SEPTEMBER 27-30, 2018
Navy Pier, Chicago, IL
In a time of accelerated change, three politically-active, multicultural artists turn to performance and protest to attain cathartic, shamanistic-inspired healing. Unapologetically deploying sexuality and beauty, María Magdalena Campos-Pons, https://www.gallerywendinorris.com/fernandez-ana-teresa/, and Firelei Báez lure passerbys into their visual worlds only to reveal their socially just worldviews to which, at once, the onlooker stands mesmerized.

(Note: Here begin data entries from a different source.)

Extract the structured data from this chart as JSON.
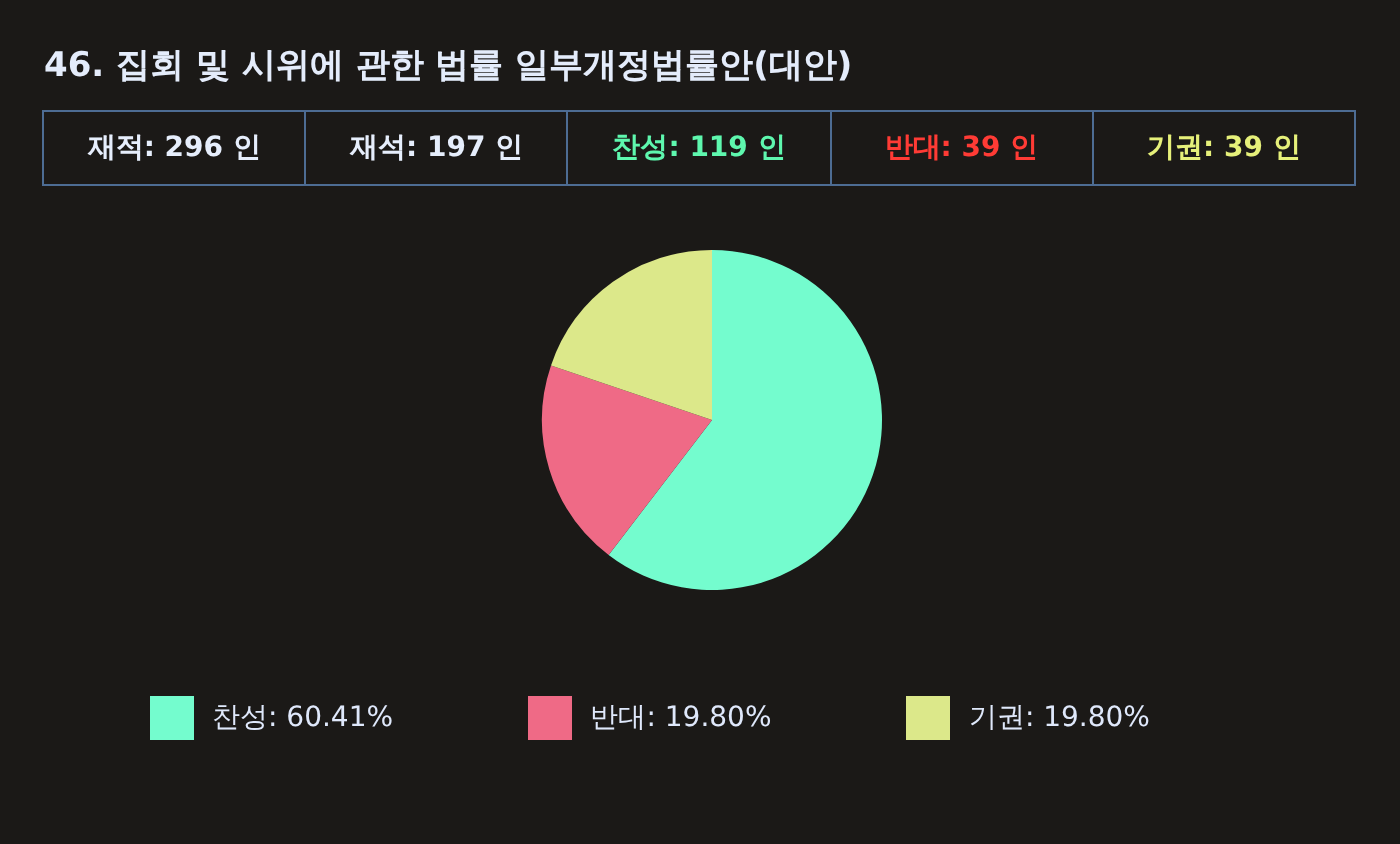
{
  "chart_data": {
    "type": "pie",
    "title": "46. 집회 및 시위에 관한 법률 일부개정법률안(대안)",
    "annotations": [
      "재적: 296 인",
      "재석: 197 인",
      "찬성: 119 인",
      "반대: 39 인",
      "기권: 39 인"
    ],
    "categories": [
      "찬성",
      "반대",
      "기권"
    ],
    "values": [
      60.41,
      19.8,
      19.8
    ],
    "value_labels": [
      "60.41%",
      "19.80%",
      "19.80%"
    ],
    "colors": [
      "#74fcce",
      "#ef6a86",
      "#dce88a"
    ],
    "legend": "bottom"
  }
}
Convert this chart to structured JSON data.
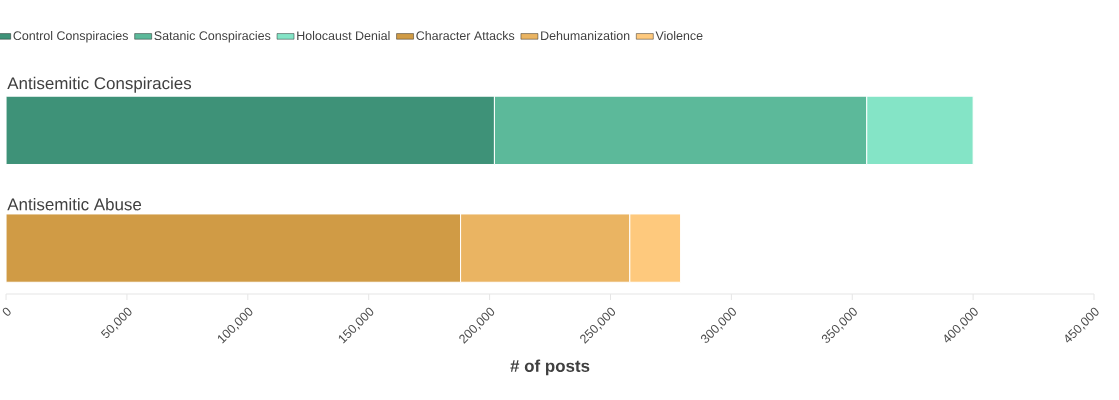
{
  "chart_data": {
    "type": "bar",
    "orientation": "horizontal",
    "stacked": true,
    "categories": [
      "Antisemitic Conspiracies",
      "Antisemitic Abuse"
    ],
    "series": [
      {
        "name": "Control Conspiracies",
        "color": "#3e9278",
        "values": [
          202000,
          null
        ]
      },
      {
        "name": "Satanic Conspiracies",
        "color": "#5cb99a",
        "values": [
          154000,
          null
        ]
      },
      {
        "name": "Holocaust Denial",
        "color": "#84e4c6",
        "values": [
          44000,
          null
        ]
      },
      {
        "name": "Character Attacks",
        "color": "#d09b45",
        "values": [
          null,
          188000
        ]
      },
      {
        "name": "Dehumanization",
        "color": "#eab462",
        "values": [
          null,
          70000
        ]
      },
      {
        "name": "Violence",
        "color": "#fec97d",
        "values": [
          null,
          21000
        ]
      }
    ],
    "xlabel": "# of posts",
    "xlim": [
      0,
      450000
    ],
    "xticks": [
      0,
      {
        "value": 50000,
        "label": "50,000"
      },
      {
        "value": 100000,
        "label": "100,000"
      },
      {
        "value": 150000,
        "label": "150,000"
      },
      {
        "value": 200000,
        "label": "200,000"
      },
      {
        "value": 250000,
        "label": "250,000"
      },
      {
        "value": 300000,
        "label": "300,000"
      },
      {
        "value": 350000,
        "label": "350,000"
      },
      {
        "value": 400000,
        "label": "400,000"
      },
      {
        "value": 450000,
        "label": "450,000"
      }
    ],
    "legend": "top",
    "grid": false
  }
}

For EXPO Chicago 2018, Gallery Wendi Norris proposes a trinity of monumental and singular works from each of these interdisciplinary artist’s oeuvres, spanning across distinct media. María Magdalena Campos-Pons will present, El Mensajero, a twelve part composition of rare large-scale Polaroids, altogether measuring roughly eight square feet. She speaks to the diasporic nature of her Afro-cuban heritage and Chinese ancestry by evoking strong mythological imagery of cranes, endemic to Cuba and inspired by the Japanese legend, Thousand Origami Cranes. Deploying a self-coined “baroque-minimalism” with ornate detail set in a rigorous structure, there underlies an investigation of the untold narrative of the slave trade’s effect on her ancestry. In this work, the artist combines equal parts performance, sculpture, classical painting, and photography. Robed in a personally designed costume, she likewise stages these self-framing photographs.
Having exhibited in museums alongside Ana Mendieta, Ana Teresa Fernández similarly uses her body, performance, and the land to address issues of feminism, social justice, and migration. Fernández will include a large scale, black oil painting from her Erasure series. Meticulously painted to document her performance where she erases her body with black paint in remembrance of the 43 missing students that the Mexican government has not yet acknowledged. Following on the heels of her 2017-2018 Denver Art Museum Installation,The Pacific Standard Time: LA/LA at the Getty, and museum exhibitions curated by Ed Ruscha, this marks the artist’s Chicago debut.
Firelei Baéz will present a large scale work from her Bloodlines series, for which she won the College Art Association’s Most Distinguished Body of Work award in 2018. The thing that you call for and that calls you adopts patterns and colors from colonial era fabrics and wallpapers, only to subvert the visual connotation with the artist’s own “patterns of resistance,” including chains, black power fists, hair combs, panthers, and other subversive and critical motifs.